Since then, Catalan president Carles Puigdemont has done exactly that, pushing through the regional parliament laws paving the way for the referendum and an independent state.
Polls suggest Catalan society is fairly evenly divided on the issue of independence, although more than three-quarters would like a formal, Scotland-style referendum, a proposal Rajoy roundly rejects.
Many Catalans find it hard to understand the Spanish prime minister’s rigidity on this issue. But it is closely linked to the reverence still held for the 1978 constitution, which, three years after Franco’s death, laid down the foundations for Spain’s mainly successful transition to parliamentary democracy.
A regional referendum on secession violates that document, Rajoy argues with the backing of many (but not all) legal experts.
For Mariano Gomà, president of the unionist organisation Catalan Civil Society (SCC), Puigdemont is an outlaw who “has decided to commit suicide”.

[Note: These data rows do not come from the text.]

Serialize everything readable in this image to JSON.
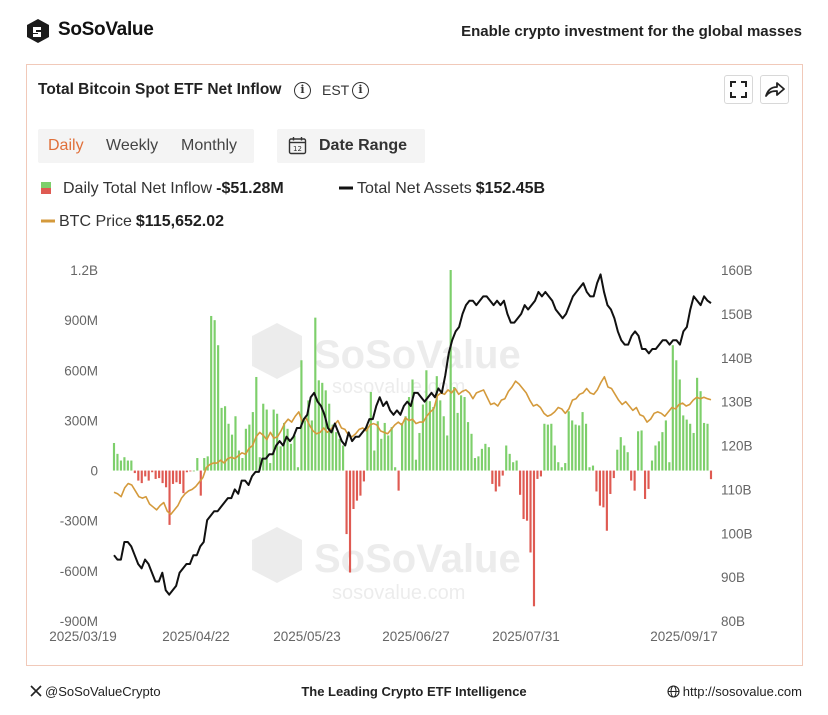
{
  "header": {
    "brand": "SoSoValue",
    "tagline": "Enable crypto investment for the global masses"
  },
  "card": {
    "title": "Total Bitcoin Spot ETF Net Inflow",
    "timezone": "EST",
    "tabs": [
      "Daily",
      "Weekly",
      "Monthly"
    ],
    "active_tab": "Daily",
    "date_range_label": "Date Range",
    "cal_day": "12"
  },
  "legend": {
    "inflow_label": "Daily Total Net Inflow",
    "inflow_value": "-$51.28M",
    "assets_label": "Total Net Assets",
    "assets_value": "$152.45B",
    "price_label": "BTC Price",
    "price_value": "$115,652.02"
  },
  "watermark": {
    "brand": "SoSoValue",
    "url1": "sosovalue.com",
    "url2": "sosovalue.com"
  },
  "footer": {
    "handle": "@SoSoValueCrypto",
    "center": "The Leading Crypto ETF Intelligence",
    "url": "http://sosovalue.com"
  },
  "colors": {
    "positive": "#7dcf6b",
    "negative": "#df5a52",
    "assets_line": "#111111",
    "price_line": "#d49a3c",
    "accent": "#e0703a"
  },
  "chart_data": {
    "type": "bar",
    "title": "",
    "x_ticks": [
      "2025/03/19",
      "2025/04/22",
      "2025/05/23",
      "2025/06/27",
      "2025/07/31",
      "2025/09/17"
    ],
    "y_left_ticks": [
      "1.2B",
      "900M",
      "600M",
      "300M",
      "0",
      "-300M",
      "-600M",
      "-900M"
    ],
    "y_left_range": [
      -900,
      1200
    ],
    "y_left_unit": "million USD",
    "y_right_ticks": [
      "160B",
      "150B",
      "140B",
      "130B",
      "120B",
      "110B",
      "100B",
      "90B",
      "80B"
    ],
    "y_right_range": [
      80,
      160
    ],
    "y_right_unit": "billion USD",
    "series": [
      {
        "name": "Daily Total Net Inflow",
        "kind": "bar",
        "values": [
          165,
          100,
          60,
          80,
          60,
          60,
          -15,
          -60,
          -75,
          -35,
          -60,
          -10,
          -50,
          -45,
          -75,
          -100,
          -325,
          -80,
          -70,
          -80,
          -135,
          -10,
          -5,
          0,
          75,
          -150,
          75,
          85,
          925,
          900,
          750,
          375,
          385,
          280,
          215,
          325,
          120,
          75,
          250,
          275,
          350,
          560,
          80,
          400,
          365,
          45,
          365,
          340,
          145,
          285,
          250,
          160,
          210,
          20,
          660,
          300,
          420,
          300,
          915,
          540,
          525,
          480,
          400,
          275,
          230,
          190,
          150,
          -380,
          -610,
          -230,
          -180,
          -150,
          -65,
          265,
          470,
          120,
          295,
          190,
          285,
          210,
          260,
          20,
          -120,
          285,
          325,
          440,
          545,
          65,
          225,
          395,
          600,
          415,
          380,
          565,
          420,
          325,
          210,
          1200,
          500,
          345,
          450,
          440,
          290,
          220,
          75,
          85,
          130,
          160,
          140,
          -80,
          -125,
          -95,
          -30,
          150,
          100,
          50,
          60,
          -145,
          -290,
          -300,
          -490,
          -812,
          -50,
          -35,
          280,
          275,
          280,
          150,
          50,
          20,
          45,
          355,
          300,
          275,
          270,
          350,
          280,
          20,
          30,
          -125,
          -210,
          -220,
          -360,
          -140,
          -45,
          125,
          200,
          150,
          110,
          -60,
          -120,
          235,
          240,
          -170,
          -110,
          60,
          150,
          175,
          230,
          300,
          50,
          750,
          660,
          545,
          330,
          305,
          280,
          225,
          555,
          475,
          285,
          280,
          -51.28
        ]
      },
      {
        "name": "Total Net Assets",
        "kind": "line",
        "axis": "right",
        "values": [
          95,
          94,
          94,
          98,
          98,
          97,
          95,
          93,
          92,
          94,
          93,
          91,
          89,
          89,
          91,
          87,
          86,
          87,
          88,
          91,
          92,
          93,
          93,
          95,
          95,
          97,
          98,
          103,
          104,
          105,
          105,
          106,
          107,
          108,
          108,
          110,
          109,
          112,
          112,
          111,
          113,
          114,
          114,
          117,
          117,
          118,
          118,
          120,
          121,
          120,
          122,
          121,
          122,
          124,
          124,
          126,
          127,
          131,
          132,
          130,
          129,
          127,
          124,
          123,
          125,
          123,
          121,
          120,
          123,
          121,
          122,
          122,
          123,
          124,
          126,
          126,
          129,
          131,
          129,
          130,
          128,
          127,
          128,
          127,
          129,
          130,
          129,
          132,
          132,
          131,
          130,
          131,
          132,
          131,
          133,
          132,
          136,
          141,
          144,
          146,
          147,
          150,
          152,
          153,
          153,
          152,
          153,
          154,
          154,
          153,
          152,
          153,
          152,
          153,
          150,
          148,
          148,
          149,
          150,
          152,
          151,
          152,
          153,
          155,
          154,
          155,
          154,
          153,
          151,
          150,
          149,
          150,
          152,
          154,
          155,
          156,
          157,
          155,
          154,
          154,
          157,
          159,
          155,
          152,
          151,
          149,
          146,
          144,
          143,
          143,
          145,
          146,
          145,
          142,
          142,
          141,
          142,
          142,
          143,
          144,
          144,
          143,
          144,
          144,
          143,
          146,
          147,
          151,
          154,
          153,
          152,
          154,
          153,
          152.45
        ]
      },
      {
        "name": "BTC Price",
        "kind": "line",
        "values": [
          84000,
          83500,
          82500,
          85500,
          87000,
          86500,
          84500,
          82500,
          82000,
          82500,
          80000,
          79000,
          78000,
          79500,
          80500,
          77500,
          76500,
          78000,
          79500,
          82000,
          83500,
          84500,
          85000,
          86000,
          87500,
          89000,
          92500,
          93500,
          94000,
          94000,
          95000,
          94000,
          95500,
          96000,
          95500,
          96500,
          97500,
          97000,
          99000,
          100000,
          103000,
          104500,
          103500,
          102000,
          104500,
          102500,
          103000,
          105000,
          107500,
          109000,
          108000,
          110000,
          111500,
          108000,
          109500,
          107000,
          105000,
          104000,
          104500,
          106000,
          104500,
          105500,
          107000,
          108500,
          106000,
          105500,
          103500,
          103000,
          104000,
          105500,
          106000,
          105000,
          107000,
          107500,
          107000,
          105000,
          104500,
          104000,
          105500,
          107000,
          108000,
          107000,
          109500,
          108500,
          109000,
          107500,
          108000,
          108000,
          110000,
          111500,
          112500,
          117000,
          118000,
          117500,
          119000,
          118000,
          119500,
          117500,
          118500,
          119000,
          118000,
          116000,
          118000,
          118500,
          119000,
          116500,
          114000,
          114500,
          113500,
          115500,
          116000,
          118500,
          120000,
          122000,
          121000,
          119500,
          118000,
          115500,
          113500,
          114000,
          113000,
          111000,
          110000,
          110500,
          111500,
          113000,
          112500,
          111000,
          112500,
          115500,
          116000,
          117500,
          118000,
          119500,
          118000,
          117500,
          119000,
          121500,
          123500,
          120000,
          119500,
          117500,
          115500,
          114000,
          115000,
          113500,
          112000,
          113000,
          110500,
          110000,
          108000,
          109000,
          111000,
          111500,
          111000,
          110000,
          111500,
          113000,
          112500,
          114000,
          114500,
          113500,
          114000,
          115500,
          116500,
          116000,
          116500,
          116000,
          115652.02
        ]
      }
    ],
    "grid": false,
    "legend_position": "top-left"
  }
}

“He’s on the edge of the precipice,” Gomà told El País newspaper. “But he wants to take on that role until the end. We have no doubts that the referendum will not take place because it violates all the laws.”
The organisation lacks both the unity and the ability to mobilise of its adversaries. But the kind of strident convictions expressed by its leader are commonplace within the anti-independence camp. Such entrenchment on both sides has made a solution to the Catalan stalemate increasingly difficult.
“The problem is we have a PP government which has denied the existence of a problem and a Catalan government which has taken advantage of that denial to pursue the objective of independence,” says Carles Ruiz, the mayor of the town of Viladecans, near Barcelona.
His Catalan Socialist Party (PSC) proposes creating a new, federal, state structure to defuse the standoff. But it has at times been caught in the middle of the crossfire, uneasy at Rajoy’s legalistic approach, but unwilling to welcome a yes-no referendum on breaking away from Spain.
“It’s quite obvious that you can’t decide such an important issue as the creation of a new state and separation from another state via a penalty shoot-out,” he says, using a football analogy.
Sergi Fuentes has been sleeping rough at Barcelona university, where he studies political sciences, since September 22nd as part of a protest at Madrid’s attempts to stop the referendum.
With earrings, a Mohican and a camouflaged T-shirt, he fits the punk aesthetic of the Popular Unity Candidacy (CUP), the small, anti-capitalist party whose support for the nationalist government in the Catalan parliament has allowed the independence drive to get this far.
The CUP is the most radical secessionist party in mainstream politics and for its supporters Sunday’s referendum represents a long dreamed-of moment. While he says he believes the vote will take place despite the obstacles in its way, like most Catalans, he is not entirely sure what will happen.
He insists that the CUP and other pro-independence forces will remain peaceful, although he suggests that violence on the part of the Spanish authorities could benefit his cause.
“That would send an image to the rest of the world that would help us, it would encourage other countries to support the referendum,” he says.
Many theories are circulating regarding not just what will happen on Sunday, but what will unfold afterwards. There have been reports that if the referendum is blocked, Puigdemont will consider issuing a unilateral declaration of independence next week.
Others suggest he might call a regional election in a bid to bolster the pro-independence majority in the regional parliament. Some have ventured that Rajoy is mulling calling a general election, to capitalise on anti-independence feeling elsewhere in Spain.
There is, of course, always the possibility that once the dust settles, both sides will cautiously start to negotiate an increase in Catalan self-government, without granting it full independence.
But for Fuentes, it is too late for that. “For me that wouldn’t be enough. For me the only solution is independence, given the situation and knowing the Spanish state,” he says.
“We’ve started down this road. We’re not going to take a step back.”